Los cincos sobrevivientes del Catalina serían trasladados al poco tiempo a la capital, que desde 1936 se llamaba Ciudad Trujillo, la flamante Ciudad Trujillo que honraba al Padre de la Patria Nueva, o quizás viceversa.
Durante el traslado ninguno se sentía seguro. Albergaban la inquietud de que podrían estar viajando hacia la muerte, viajando hacia el cementerio y no hacia un nuevo destino carcelario, pero los temores esta vez eran infundados, aunque tenían razones para temer. Posiblemente se alegraron cuando las puertas de la Fortaleza Ozama se abrieron para ellos de par en par.

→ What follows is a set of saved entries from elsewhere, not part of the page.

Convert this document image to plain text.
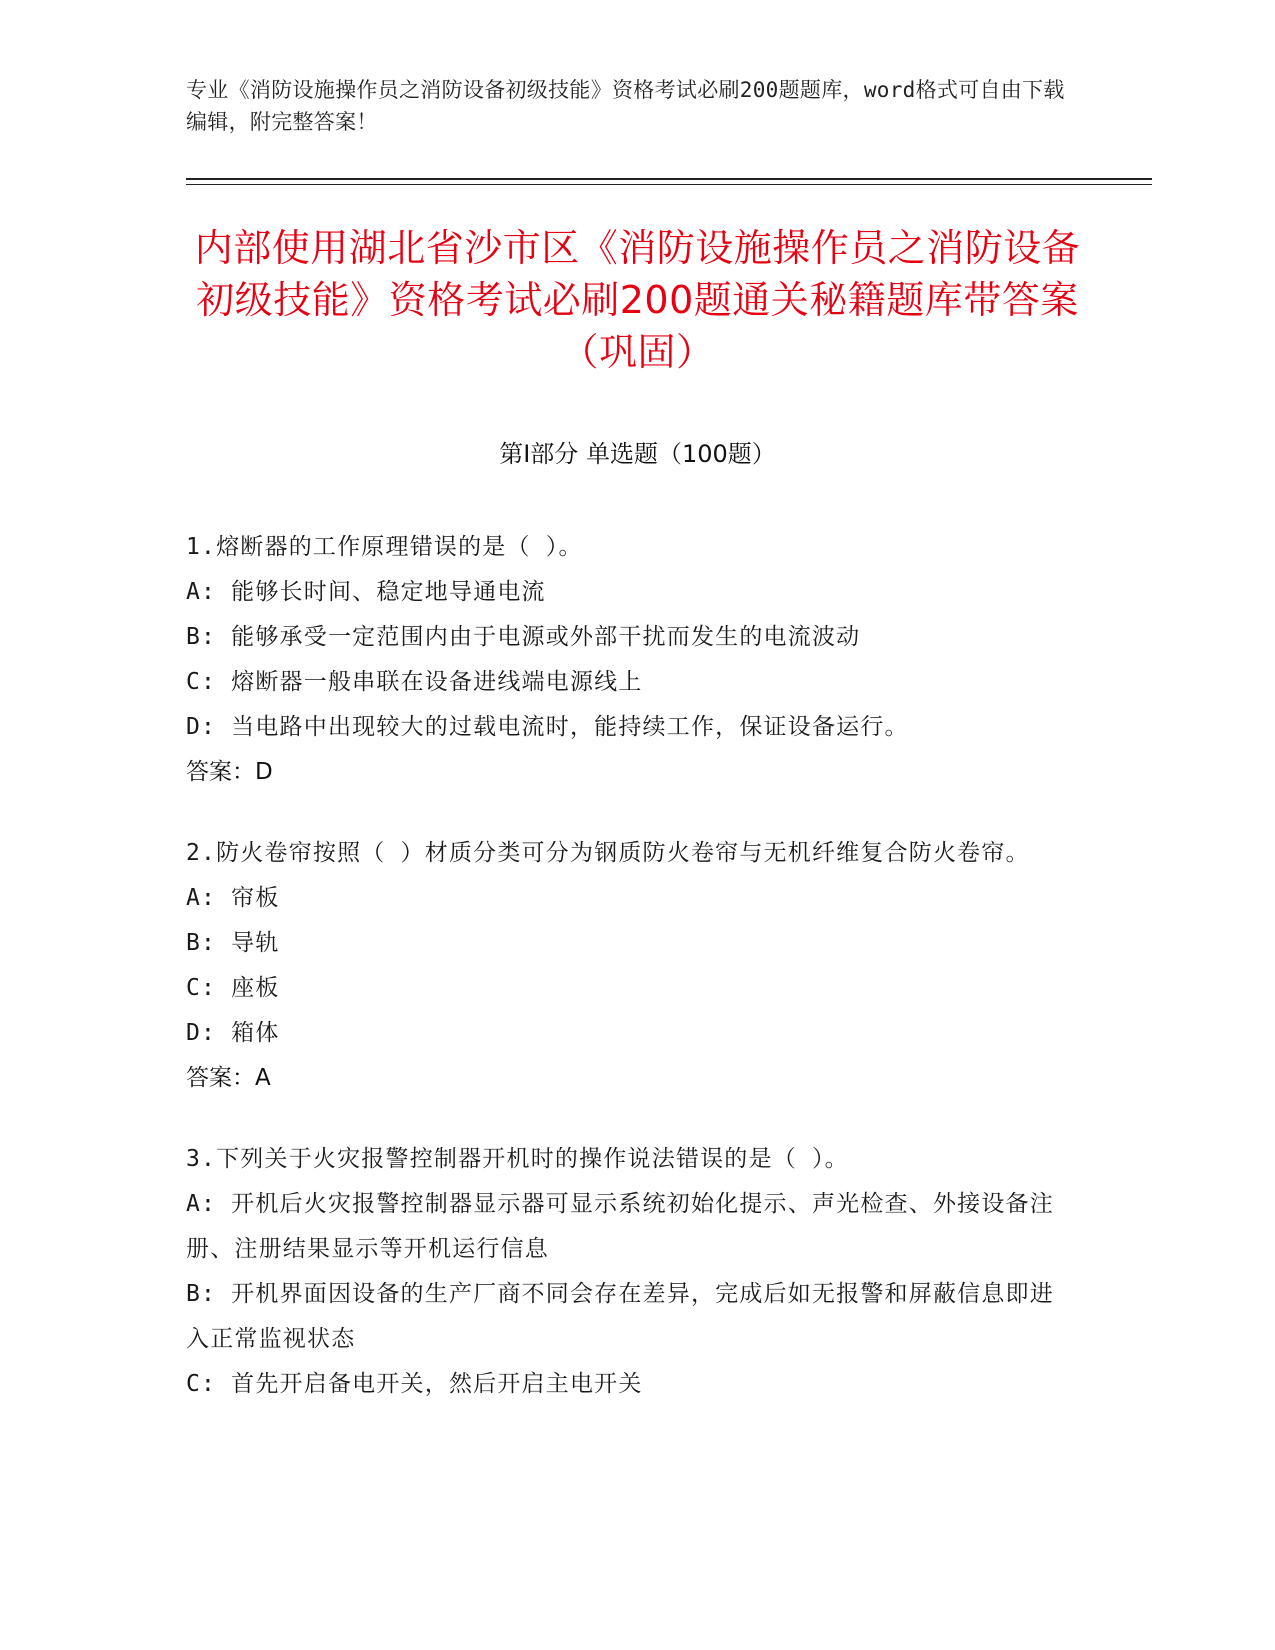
专业《消防设施操作员之消防设备初级技能》资格考试必刷200题题库，word格式可自由下载编辑，附完整答案！
内部使用湖北省沙市区《消防设施操作员之消防设备初级技能》资格考试必刷200题通关秘籍题库带答案（巩固）
第Ⅰ部分 单选题（100题）

1.熔断器的工作原理错误的是（ ）。

A: 能够长时间、稳定地导通电流

B: 能够承受一定范围内由于电源或外部干扰而发生的电流波动

C: 熔断器一般串联在设备进线端电源线上

D: 当电路中出现较大的过载电流时，能持续工作，保证设备运行。

答案：D

2.防火卷帘按照（ ）材质分类可分为钢质防火卷帘与无机纤维复合防火卷帘。

A: 帘板

B: 导轨

C: 座板

D: 箱体

答案：A

3.下列关于火灾报警控制器开机时的操作说法错误的是（ ）。

A: 开机后火灾报警控制器显示器可显示系统初始化提示、声光检查、外接设备注册、注册结果显示等开机运行信息

B: 开机界面因设备的生产厂商不同会存在差异，完成后如无报警和屏蔽信息即进入正常监视状态

C: 首先开启备电开关，然后开启主电开关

«Nuestra llegada a aquel recinto fue un acontecimiento. Cuando se supo de nuestro arribo una gran cantidad de militares se aglomeró alrededor del vehículo para vernos descender. Nos llevaron a una pequeña oficina y allí llenaron algunos trámites rutinarios. Transcurrió una media hora sin que nada sucediera. Supongo que estaban esperando instrucciones. Mientras tanto frente a nosotros desfilaron muchos oficiales, algunos de los cuales conocía de vista y a otros por sus nombres. Fueron pocos los que hicieron algún comentario. Casi todos nos echaban un vistazo y abandonaban el lugar en silencio. Sólo uno de los hermanos del dictador tuvo una frase hiriente para nosotros cuando dijo mirándonos con insolencia: “Estaría bueno caerles a balazos”, mientras hacía ademán de desenfundar la pistola». (1)
Aparte de ese gesto de histriónica bravuconería los prisioneros no recibieron mayores muestras de hostilidad. De hecho se sorprendieron por la casi buena acogida que les habían dispensado sus carceleros, sorprendidos y preocupados a la vez, porque no entendían la razón. Pero era sólo el principio. Muy pronto, en su nuevo alojamiento, recibirían otra muestra de aprecio, casi de amabilidad. Ninguna sorpresa podía compararse en efecto con la que estaban a punto de recibir. Toda una distinción, una visita inesperada… El hermano menor de la bestia se dignó visitarlos.
Es decir, la bestezuela consentida, el único de los hermanos de la bestia que ostentaría título de generalísimo y se permitiría lucir bicornio emplumado y ser presidente putativo de la República, uno de los más encumbrados personajes de la Era Gloriosa se dignó visitarlos.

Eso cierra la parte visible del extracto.